On Labor Day, the Chicago Tribune reported on a news item that is akin to pigs taking flight: an institution of higher education had taken the unprecedented step of lowering the sticker price of one of its courses. National Louis University, a private non-profit university in Chicago, has offered its masters-level “Introduction to Teaching” course on Groupon, the site that offers discounts at local retailers to savvy shoppers. Groupon prices the course for $950—less than half the usual tuition of $2,232—though it only counts for 3 of the 36 credits needed for the master’s in teaching and the discount will be limited to 25 students.
Putting aside debates about the value of a master’s in teaching programs—and the evidence is pretty good that these paper credentials don’t make much difference—let’s congratulate National Louis for being so bold as to <gasp> cut the price of anything on a college campus. When was the last time a college did anything but jack its tuition at twice the rate of inflation?
The problem is, in the strange world that is higher education, making any facet of “college” cheaper leads people to question its quality rather than consider why college courses are priced so outrageously in the first place.

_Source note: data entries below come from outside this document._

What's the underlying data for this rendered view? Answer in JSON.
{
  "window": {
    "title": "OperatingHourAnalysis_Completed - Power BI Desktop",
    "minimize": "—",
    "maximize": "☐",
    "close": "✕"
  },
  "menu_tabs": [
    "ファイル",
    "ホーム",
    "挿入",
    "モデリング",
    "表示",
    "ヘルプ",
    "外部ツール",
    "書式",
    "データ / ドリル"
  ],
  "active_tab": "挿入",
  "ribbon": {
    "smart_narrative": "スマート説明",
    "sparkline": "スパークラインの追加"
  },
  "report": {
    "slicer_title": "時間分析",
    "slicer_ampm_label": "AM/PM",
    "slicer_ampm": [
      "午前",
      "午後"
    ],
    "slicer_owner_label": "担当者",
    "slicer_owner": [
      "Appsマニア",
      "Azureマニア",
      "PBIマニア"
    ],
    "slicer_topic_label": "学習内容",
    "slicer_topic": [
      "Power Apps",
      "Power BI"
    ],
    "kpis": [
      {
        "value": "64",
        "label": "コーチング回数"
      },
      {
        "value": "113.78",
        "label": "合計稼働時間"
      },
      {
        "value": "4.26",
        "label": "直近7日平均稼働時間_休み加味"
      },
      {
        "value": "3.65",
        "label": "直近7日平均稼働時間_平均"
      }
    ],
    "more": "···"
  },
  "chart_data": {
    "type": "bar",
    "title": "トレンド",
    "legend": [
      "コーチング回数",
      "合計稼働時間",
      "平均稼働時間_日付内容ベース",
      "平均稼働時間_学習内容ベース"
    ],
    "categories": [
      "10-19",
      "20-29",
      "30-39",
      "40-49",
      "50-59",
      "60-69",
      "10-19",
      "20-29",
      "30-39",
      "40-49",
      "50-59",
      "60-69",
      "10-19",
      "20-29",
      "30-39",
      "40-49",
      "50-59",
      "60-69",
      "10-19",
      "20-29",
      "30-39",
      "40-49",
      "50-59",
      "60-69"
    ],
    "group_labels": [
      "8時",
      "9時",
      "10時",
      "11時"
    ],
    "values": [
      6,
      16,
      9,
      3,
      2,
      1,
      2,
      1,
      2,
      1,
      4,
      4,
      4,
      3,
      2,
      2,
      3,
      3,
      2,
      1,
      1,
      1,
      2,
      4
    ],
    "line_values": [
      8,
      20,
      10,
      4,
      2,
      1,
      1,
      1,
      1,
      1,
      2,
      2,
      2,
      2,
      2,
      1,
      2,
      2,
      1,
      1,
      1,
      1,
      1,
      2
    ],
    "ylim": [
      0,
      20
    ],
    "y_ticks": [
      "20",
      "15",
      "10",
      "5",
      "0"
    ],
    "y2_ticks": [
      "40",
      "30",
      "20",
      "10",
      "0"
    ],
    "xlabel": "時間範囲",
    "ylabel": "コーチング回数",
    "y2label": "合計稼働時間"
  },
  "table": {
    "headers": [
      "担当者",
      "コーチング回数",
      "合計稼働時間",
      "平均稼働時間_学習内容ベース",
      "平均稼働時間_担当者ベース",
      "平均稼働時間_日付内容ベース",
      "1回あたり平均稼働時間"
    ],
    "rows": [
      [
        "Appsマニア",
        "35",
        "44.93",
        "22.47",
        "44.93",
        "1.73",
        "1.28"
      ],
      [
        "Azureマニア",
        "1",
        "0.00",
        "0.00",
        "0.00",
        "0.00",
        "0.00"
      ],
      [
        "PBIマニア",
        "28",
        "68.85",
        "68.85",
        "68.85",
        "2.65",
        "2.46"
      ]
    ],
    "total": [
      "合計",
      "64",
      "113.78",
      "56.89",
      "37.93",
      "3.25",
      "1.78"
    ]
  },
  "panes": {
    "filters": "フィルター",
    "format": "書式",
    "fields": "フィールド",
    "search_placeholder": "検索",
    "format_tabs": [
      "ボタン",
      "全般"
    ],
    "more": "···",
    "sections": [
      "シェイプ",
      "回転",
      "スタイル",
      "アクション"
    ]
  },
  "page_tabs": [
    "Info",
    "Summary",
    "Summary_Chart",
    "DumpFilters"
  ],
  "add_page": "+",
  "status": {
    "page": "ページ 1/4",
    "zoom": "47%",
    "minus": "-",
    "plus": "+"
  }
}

Gawker’s coverage of the National Louis experiment is a case in point. The blog describes National Louis as “an actual real college created to commemorate the moment that the St. Louis Browns joined the National League in 1934” rather than what it really is: a teachers college with more than 100 years of experience in training educators, and the birthplace of the kindergarten movement. And the poor dupes who choose to take up the offer? “Think of what a great story you’ll have to tell your students at your failing school one day: ‘Your teacher comes from Groupon.’”
The right question to ask in response to the Groupon deal is not whether National Louis is some fly-by-night diploma mill, but how it is that the school can offer this course for less than half of what they normally charge and pass those savings onto students. Maybe the high cost of providing a college course isn’t completely “fixed,” and other courses—even entire degree programs—could be provided at a lower price tag. More generally, why couldn’t we have a system where colleges price-compete for students?
Alas, Groupon is not the way forward in higher education reform. But this kind of competitive pricing would be a welcome change from the high-cost, high-price model we have today.